Update: a fast and stable norm was added to scipy.linalg in August 2011 and will be available in scipy 0.10 Last week I discussed with Gael how we should compute the euclidean norm of a vector a using SciPy. Two approaches suggest themselves, either calling scipy.linalg.norm(a) or computing sqrt(a.T a), but as I learned later, both have issues. Note: I use single-precision arithmetic for simplicity, but similar results hold for double-precision.

Overflow and underflow

Both approaches behave terribly in presence of big or small numbers. Take for example an array with a single entry:

In [0]: a = np.array([1e20], dtype=np.float32)
In [1]: a
Out[1]: array([1.00000002e+20], dtype=float32)
In [2]: scipy.linalg.norm(a)
Out[2]: inf
In [3]: np.sqrt(np.dot(a.T, a))
Out[3]: inf

That is, both methods return Infinity. However, the correct answer is 10^20, which would comfortably fit in a single-precision instruction. Similar examples can be found where numbers underflow.

Stability

Again, scipy.linalg.norm has a terrible behavior in what concerns numerical stability. In presence of different magnitudes severe cancellation can occur. Take for example and array with one 10.000 in the first value and 10.000 ones behind:

a = np.array([1e4] + [1]*10000, dtype=np.float32)

In this case, scipy.linalg.norm will discard all the ones, producing

In [3]: linalg.norm(a) - 1e4
Out[3]: 0.0

when the correct answer is 0.5. In this case $\sqrt{a^T a}$ has a much nicer behavior since results of a dot-product in single precision are accumulated using double-precision (but if double-precision is used, results won't be accumulated using quadruple-precision):

In [4]: np.sqrt(np.dot(a.T, a)) - 1e4
Out[4]: 0.5

BLAS BLAS BLAS ...

The BLAS function nrm2 does automatic scaling of parameters rendering it more stable and tolerant to overflow. Luckily, scipy provides a mechanism to call some BLAS functions:

In [5]: nrm2, = scipy.linalg.get_blas_funcs(('nrm2',), (a,))

Using this function, no overflow occurs (hurray!)

In [95]: a = np.array([1e20], dtype=np.float32)
In [96]: nrm2(a)
Out[96]: 1.0000000200408773e+20

and stability is greatly improved

In [99]: nrm2(a) - 1e4
Out[99]: 0.49998750062513864

Update: as of scipy 0.10, this function is used by scipy.linalg.norm .

Timing

Computing the 2-norm of an array is a very cheap operation, thus computations are usually dominated by external factors, such as latency of memory access or overhead in the Python/C layer.

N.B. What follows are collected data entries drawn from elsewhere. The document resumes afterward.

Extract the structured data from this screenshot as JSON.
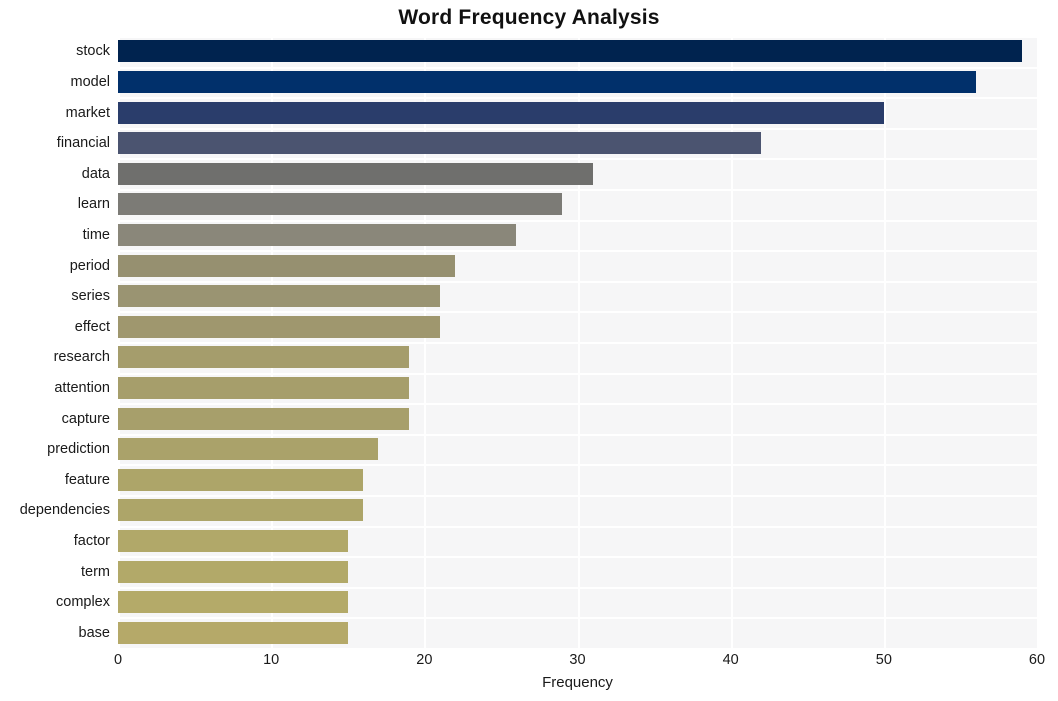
{
  "chart_data": {
    "type": "bar",
    "orientation": "horizontal",
    "title": "Word Frequency Analysis",
    "xlabel": "Frequency",
    "ylabel": "",
    "xlim": [
      0,
      60
    ],
    "xticks": [
      0,
      10,
      20,
      30,
      40,
      50,
      60
    ],
    "xtick_labels": [
      "0",
      "10",
      "20",
      "30",
      "40",
      "50",
      "60"
    ],
    "grid": true,
    "grid_color": "#ffffff",
    "plot_background": "#f6f6f7",
    "legend": null,
    "categories": [
      "stock",
      "model",
      "market",
      "financial",
      "data",
      "learn",
      "time",
      "period",
      "series",
      "effect",
      "research",
      "attention",
      "capture",
      "prediction",
      "feature",
      "dependencies",
      "factor",
      "term",
      "complex",
      "base"
    ],
    "values": [
      59,
      56,
      50,
      42,
      31,
      29,
      26,
      22,
      21,
      21,
      19,
      19,
      19,
      17,
      16,
      16,
      15,
      15,
      15,
      15
    ],
    "bar_colors": [
      "#00234f",
      "#01306b",
      "#2a3d6b",
      "#4b5470",
      "#6f6f6d",
      "#7c7b76",
      "#8a877a",
      "#969070",
      "#9a9472",
      "#9f976e",
      "#a59d6c",
      "#a69e6b",
      "#a79f6b",
      "#aaa26a",
      "#ada569",
      "#ada569",
      "#b1a869",
      "#b2a969",
      "#b4aa69",
      "#b5a969"
    ]
  }
}
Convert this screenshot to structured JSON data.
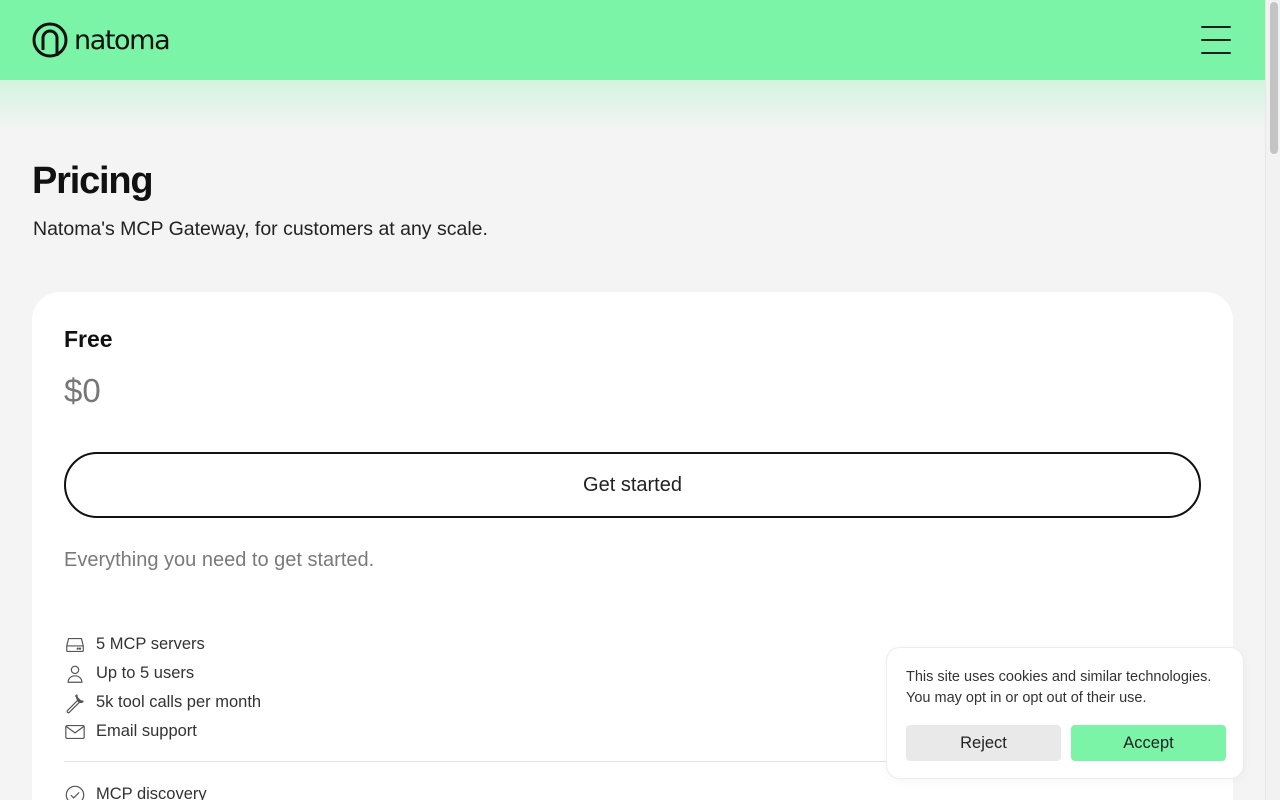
{
  "header": {
    "brand": "natoma",
    "accent_color": "#7cf4a8",
    "menu_icon": "hamburger-menu-icon"
  },
  "page": {
    "title": "Pricing",
    "subtitle": "Natoma's MCP Gateway, for customers at any scale."
  },
  "plan": {
    "name": "Free",
    "price": "$0",
    "cta_label": "Get started",
    "description": "Everything you need to get started.",
    "features": [
      {
        "icon": "server-icon",
        "label": "5 MCP servers"
      },
      {
        "icon": "user-icon",
        "label": "Up to 5 users"
      },
      {
        "icon": "wrench-icon",
        "label": "5k tool calls per month"
      },
      {
        "icon": "mail-icon",
        "label": "Email support"
      }
    ],
    "extras": [
      {
        "icon": "check-circle-icon",
        "label": "MCP discovery"
      }
    ]
  },
  "cookie_banner": {
    "message": "This site uses cookies and similar technologies. You may opt in or opt out of their use.",
    "reject_label": "Reject",
    "accept_label": "Accept"
  }
}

Experimental benchmarks on an array of size 10^7 show that nrm2 is marginally slower than $latex \sqrt{a^T a}$, because scaling has a cost, but is is also more stable and less prone to overflow and underflow. It also shows that scipy.linalg.norm is the slowest (and numerically worst!) of all.

$\sqrt{a^T a}$ BLAS nrm2(a) scipy.linalg.norm(a)
0.02 0.02 0.16